When summertime rolls around in Florida, you hardly need a news bulletin to let folks know. The searing temperatures and ample humidity make it all too clear. But that doesn’t stop the outdoor fun. Joseph Perno, M.D., medical staff affairs officer and pediatric emergency medicine physician at Johns Hopkins All Children’s Hospital has some advice on keeping your kids hydrated in the summer heat.
With the intense summer heat and humidity and many outdoor camp activities, how can children stay hydrated?
Hydration is one of the most important things to help avoid heat exhaustion or heat stroke. It is important to remember that by the time you are feeling thirsty, you are already mildly dehydrated. It is important to drink before, during and after a sporting activity.
A good regimen is: You must pre-hydrate before exercise/heading outside ideally with three 8-ounce cups of water or sports drink two hours before exercise then two cups 15 minutes before exercise and then one cup every 15 minutes during exercise.
What should people be drinking: water or sports drinks?
Typically, if exercise is less than 60 minutes then water is adequate for hydration or re-hydration. If exercise is particularly intense or lasting longer than 60 minutes, a sports drink should be considered since it has important electrolytes.
Salt is probably the most important electrolyte that needs to be replenished, so if you are rehydrating with water, make sure to include some salt in your diet. Most sports drinks will contain adequate amounts of salt, glucose and potassium.
Please remember that sports drinks are good for people who are exercising or suffering from a stomach virus; otherwise they contain significant “empty” calories that can lead to obesity in children who are not active. The same is true for fruit juices.
What about sodas or other soft drinks?
Many sodas contain caffeine. Caffeine is a mild diuretic meaning that it will make you urinate. These are not helpful for keeping hydrated as you will urinate out as much as you are taking in.
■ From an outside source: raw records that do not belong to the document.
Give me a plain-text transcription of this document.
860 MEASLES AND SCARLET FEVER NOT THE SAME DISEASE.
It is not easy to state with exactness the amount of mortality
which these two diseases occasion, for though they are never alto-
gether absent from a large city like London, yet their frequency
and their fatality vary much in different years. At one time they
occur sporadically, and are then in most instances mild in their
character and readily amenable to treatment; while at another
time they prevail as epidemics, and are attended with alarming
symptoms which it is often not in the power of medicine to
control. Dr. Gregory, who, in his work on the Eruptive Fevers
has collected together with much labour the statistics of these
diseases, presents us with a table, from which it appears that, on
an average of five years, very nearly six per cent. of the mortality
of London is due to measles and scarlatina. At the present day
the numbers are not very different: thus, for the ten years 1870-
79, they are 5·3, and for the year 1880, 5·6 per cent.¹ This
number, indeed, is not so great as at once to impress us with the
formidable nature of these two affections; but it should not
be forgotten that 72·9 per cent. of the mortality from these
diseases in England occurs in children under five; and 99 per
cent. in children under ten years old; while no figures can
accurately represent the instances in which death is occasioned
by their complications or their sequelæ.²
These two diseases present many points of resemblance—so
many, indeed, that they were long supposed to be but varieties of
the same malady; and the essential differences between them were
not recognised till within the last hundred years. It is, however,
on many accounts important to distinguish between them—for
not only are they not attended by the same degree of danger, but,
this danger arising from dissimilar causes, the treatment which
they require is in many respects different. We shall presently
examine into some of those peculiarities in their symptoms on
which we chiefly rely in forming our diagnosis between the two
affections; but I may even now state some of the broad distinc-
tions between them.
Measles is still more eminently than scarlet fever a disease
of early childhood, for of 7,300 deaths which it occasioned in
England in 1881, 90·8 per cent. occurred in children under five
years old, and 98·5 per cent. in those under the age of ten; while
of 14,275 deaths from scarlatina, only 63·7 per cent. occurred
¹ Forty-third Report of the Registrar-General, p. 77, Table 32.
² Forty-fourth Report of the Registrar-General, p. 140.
Sodas without caffeine are better but are full of sugar. Also, the carbonation in most sodas will fill you up, limiting the amount of fluid you are able to take in. When combating dehydration, it is best to stick with water or sport drinks. Sodas should be saved for an occasional treat as they have no nutritional value.
Before we go, let’s talk about the “pee test.”
The pee test refers to the color of your urine. A person who is well hydrated should have urine that is light in color similar to lemonade. If you are dehydrated, your urine will be dark, sometimes even orange typically with a strong smell. Kids, especially older ones, should be taught to look for this and encouraged to drink more liquids until their “pee” is light yellow.